BdR76 / CSVLint

CSV Lint plug-in for Notepad++ for syntax highlighting, csv validation, automatic column and datatype detecting, fixed width datasets, change datetime format, decimal separator, sort data, count unique values, convert to xml, json, sql etc. A plugin for data cleaning and working with messy data files.
GNU General Public License v3.0
151 stars 8 forks source link

Autodetection of columns not working for a more-than-one-row header #46

Closed Friedi closed 1 year ago

Friedi commented 1 year ago

Hi,

I miss a setting were the header can be more complex than just one row. Many data logs have a header containing additional information spreading over more than one line and then starting with the actual header for the column names. I have three ideas how to implement it:

  1. Sometimes the header is distinguishable by a first char (example: ~).
  2. If the header cannot determined automatically there could be a setting which provides the row of the columns starting. (in this example Line 13, with the data starting in line 14)
  3. Another way could be to start the autodetection not in the beginning of the data but in the first couple of not empty lines from the end of a file.

example file (I hope the data is not altered by the editor, the data here is TAB delimited): ~Resultfile from Basytec Battery Test System ~Date and Time of Data Converting: 10.11.2022 12:59:26 ~ ~Name of Test: Test Battery xyz ~Battery: LI-123_yx ~Testplan: LI-123_yx-Test.pln ~Testchannel: 1054 CH11 CTS ~Start of Test: 10.11.2022 10:38:59 ~End of Test: 10.11.2022 12:52:38 ~Operator (Test): justme ~Operator (Data converting): justme ~ ~Time[h] DataSet t-Step[h] t-Set[h] Line Command U[V] I[A] Ah[Ah] Ah-Charge Ah-Discharge Ah-Step Wh[Wh] T1[°C] R-AC R-DC Climate-T Cyc-Count Count State 0 1 0 0 2 Pause 4.14033592686097 0 0 0 0 0 0 42.96556 0 0 43 1 1 3 5.5E-7 2 5.5E-7 5.56111111111111E-7 2 Pause 4.14033592686097 0 0 0 0 0 0 42.96556 0 0 43 1 1 0 0.0002777775 3 0.0002777775 0.0002777775 2 Pause 4.14033592686097 0 0 0 0 0 0 42.96907 0 0 43 1 1 2

BdR76 commented 1 year ago

Thanks for posting the issue with the detailed description. I've personally never come across any situation with a csv files with comments at the start, but this is an interesting request.

As far as comments in a csv files go, the consensus seems to be to use a # character to indicate a comment lines. But I guess the specific character could be set in the plug-in settings. Btw the line starting with ~Time[h] should probably not include the ~ comment character, as the header line is usually also part of the data.

When the comment character is known (through settings or otherwise), then the plugin could detect comment lines, skip the first X lines and also set some kind of skip-lines setting in the schema.ini metadata for that csv file. So in your case for example SkipLines=12. Although SkipLines is not formally part of the schema.ini standard, but I guess the plugin is free to deviate from it a bit.

I'll look into this when I have the time.

Friedi commented 1 year ago

As far as comments in a csv files go, the consensus seems to be to use a # character to indicate a comment lines.

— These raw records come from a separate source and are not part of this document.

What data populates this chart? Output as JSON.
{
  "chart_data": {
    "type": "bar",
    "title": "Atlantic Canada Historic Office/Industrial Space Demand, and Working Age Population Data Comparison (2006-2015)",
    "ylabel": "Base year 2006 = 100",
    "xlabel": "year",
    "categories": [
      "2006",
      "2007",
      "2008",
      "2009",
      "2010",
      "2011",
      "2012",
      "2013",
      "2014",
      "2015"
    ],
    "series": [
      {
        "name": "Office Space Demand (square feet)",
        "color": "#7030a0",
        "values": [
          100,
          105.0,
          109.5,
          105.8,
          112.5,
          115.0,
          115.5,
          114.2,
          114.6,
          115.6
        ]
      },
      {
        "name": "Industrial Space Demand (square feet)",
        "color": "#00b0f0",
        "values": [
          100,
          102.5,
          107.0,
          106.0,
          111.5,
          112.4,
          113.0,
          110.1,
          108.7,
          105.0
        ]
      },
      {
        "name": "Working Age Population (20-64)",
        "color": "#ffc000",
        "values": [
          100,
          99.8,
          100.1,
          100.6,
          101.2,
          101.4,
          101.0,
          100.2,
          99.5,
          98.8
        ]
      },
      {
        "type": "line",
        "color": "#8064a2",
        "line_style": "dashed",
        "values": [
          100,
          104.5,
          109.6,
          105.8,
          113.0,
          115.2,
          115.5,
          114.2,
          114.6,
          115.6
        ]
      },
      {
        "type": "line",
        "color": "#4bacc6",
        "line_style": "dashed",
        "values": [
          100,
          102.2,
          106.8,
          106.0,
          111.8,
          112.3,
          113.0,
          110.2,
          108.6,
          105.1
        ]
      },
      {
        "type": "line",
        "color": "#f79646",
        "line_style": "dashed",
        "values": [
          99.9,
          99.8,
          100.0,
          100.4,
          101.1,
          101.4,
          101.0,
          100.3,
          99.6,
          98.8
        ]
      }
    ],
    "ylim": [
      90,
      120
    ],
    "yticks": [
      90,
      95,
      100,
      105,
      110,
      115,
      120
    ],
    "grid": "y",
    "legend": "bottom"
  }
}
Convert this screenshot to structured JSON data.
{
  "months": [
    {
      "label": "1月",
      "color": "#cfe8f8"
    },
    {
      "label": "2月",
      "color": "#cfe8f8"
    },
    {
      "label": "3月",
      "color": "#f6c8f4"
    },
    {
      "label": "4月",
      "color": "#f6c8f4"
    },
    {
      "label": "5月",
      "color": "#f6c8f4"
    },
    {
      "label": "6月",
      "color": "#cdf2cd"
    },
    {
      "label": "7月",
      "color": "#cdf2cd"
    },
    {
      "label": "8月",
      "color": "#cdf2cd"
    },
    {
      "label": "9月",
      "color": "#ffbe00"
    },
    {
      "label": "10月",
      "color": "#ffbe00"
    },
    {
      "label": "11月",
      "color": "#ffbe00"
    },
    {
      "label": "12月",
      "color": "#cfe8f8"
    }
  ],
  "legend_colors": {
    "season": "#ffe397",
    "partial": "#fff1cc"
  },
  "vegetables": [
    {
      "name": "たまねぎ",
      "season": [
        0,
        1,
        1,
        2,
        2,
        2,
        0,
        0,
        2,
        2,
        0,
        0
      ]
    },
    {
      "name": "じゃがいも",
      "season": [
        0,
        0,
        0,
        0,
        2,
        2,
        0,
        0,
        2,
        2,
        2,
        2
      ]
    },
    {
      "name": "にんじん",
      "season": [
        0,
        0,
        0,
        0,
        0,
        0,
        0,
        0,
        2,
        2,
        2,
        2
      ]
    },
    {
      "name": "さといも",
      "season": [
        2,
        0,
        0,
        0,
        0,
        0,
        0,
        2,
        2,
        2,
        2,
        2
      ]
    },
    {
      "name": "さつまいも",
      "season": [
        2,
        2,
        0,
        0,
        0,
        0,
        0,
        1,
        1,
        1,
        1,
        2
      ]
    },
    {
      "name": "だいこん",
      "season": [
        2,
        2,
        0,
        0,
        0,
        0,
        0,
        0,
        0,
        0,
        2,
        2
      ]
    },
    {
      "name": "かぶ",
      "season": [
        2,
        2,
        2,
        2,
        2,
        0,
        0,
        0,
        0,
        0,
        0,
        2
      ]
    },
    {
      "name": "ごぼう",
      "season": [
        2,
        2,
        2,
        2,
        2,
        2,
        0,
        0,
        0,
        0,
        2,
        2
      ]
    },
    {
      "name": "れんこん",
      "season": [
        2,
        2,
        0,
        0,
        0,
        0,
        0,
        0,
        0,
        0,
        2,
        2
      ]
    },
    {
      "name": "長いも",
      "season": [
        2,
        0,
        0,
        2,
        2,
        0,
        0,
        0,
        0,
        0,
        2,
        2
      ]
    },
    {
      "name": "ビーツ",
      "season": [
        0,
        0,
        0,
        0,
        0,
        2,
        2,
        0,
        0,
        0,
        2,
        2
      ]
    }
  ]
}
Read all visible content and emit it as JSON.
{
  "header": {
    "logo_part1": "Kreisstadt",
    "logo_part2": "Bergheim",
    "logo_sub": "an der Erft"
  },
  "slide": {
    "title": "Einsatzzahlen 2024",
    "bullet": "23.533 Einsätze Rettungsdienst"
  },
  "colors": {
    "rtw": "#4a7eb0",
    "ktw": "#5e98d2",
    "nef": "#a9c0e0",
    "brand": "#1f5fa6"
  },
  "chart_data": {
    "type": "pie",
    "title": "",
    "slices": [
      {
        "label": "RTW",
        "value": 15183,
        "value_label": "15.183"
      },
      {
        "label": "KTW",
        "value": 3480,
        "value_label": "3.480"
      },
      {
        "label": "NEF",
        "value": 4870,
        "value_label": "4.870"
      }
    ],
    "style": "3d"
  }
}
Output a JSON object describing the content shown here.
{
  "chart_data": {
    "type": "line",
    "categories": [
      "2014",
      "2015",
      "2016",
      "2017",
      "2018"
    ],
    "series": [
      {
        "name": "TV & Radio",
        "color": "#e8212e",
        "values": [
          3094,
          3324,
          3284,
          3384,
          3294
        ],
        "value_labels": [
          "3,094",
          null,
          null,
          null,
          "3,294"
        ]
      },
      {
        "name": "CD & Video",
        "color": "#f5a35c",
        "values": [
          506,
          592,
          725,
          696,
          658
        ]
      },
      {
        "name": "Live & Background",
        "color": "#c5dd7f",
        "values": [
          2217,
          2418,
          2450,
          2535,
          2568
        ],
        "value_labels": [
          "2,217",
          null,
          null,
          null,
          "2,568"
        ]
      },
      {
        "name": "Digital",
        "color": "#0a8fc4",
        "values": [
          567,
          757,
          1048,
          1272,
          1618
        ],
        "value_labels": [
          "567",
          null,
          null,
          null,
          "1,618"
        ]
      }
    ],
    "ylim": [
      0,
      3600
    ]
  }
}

But I guess the specific character could be set in the plug-in settings. Btw the line starting with ~Time[h] should probably not include the ~ comment character, as the header line is usually also part of the data.

Yes there are different chars for different data loggers (I come from the engineering side, it seems they are quite flexible with standards ;-) ). Some even do not have any comment identifiers, like the keysight (former Agilent) data logger. You are right with ~Time[h]. I also would have expected the row for the names without ~, but this is how the data log was exported. This makes it more difficult but it equals the case with no leading comment char (which is quite common at least for my logfiles)

If you start counting the columns (you could count the column separators) from the end of the file (skipping the empty ones). Then you can also determine the start of the row where the column names are by counting the same amount of separators and subsequently you know where the data starts. (there is one flaw with that, if the columns are not all filled AND if the empty "cells" do not come with a separator)

Thanks for taking a look at it, when you have time.

btw: the feature to reformat the csv into a fixed width column representation is gold. Together with coloring it is awesome .

BdR76 commented 1 year ago

I've added support for comment character and skip lines. This will be available in the next release.

I've build the new DLLs as a sort of beta version v0.4.6.3β see here, so you can preview this feature. Let me know if this works for your data files with comments.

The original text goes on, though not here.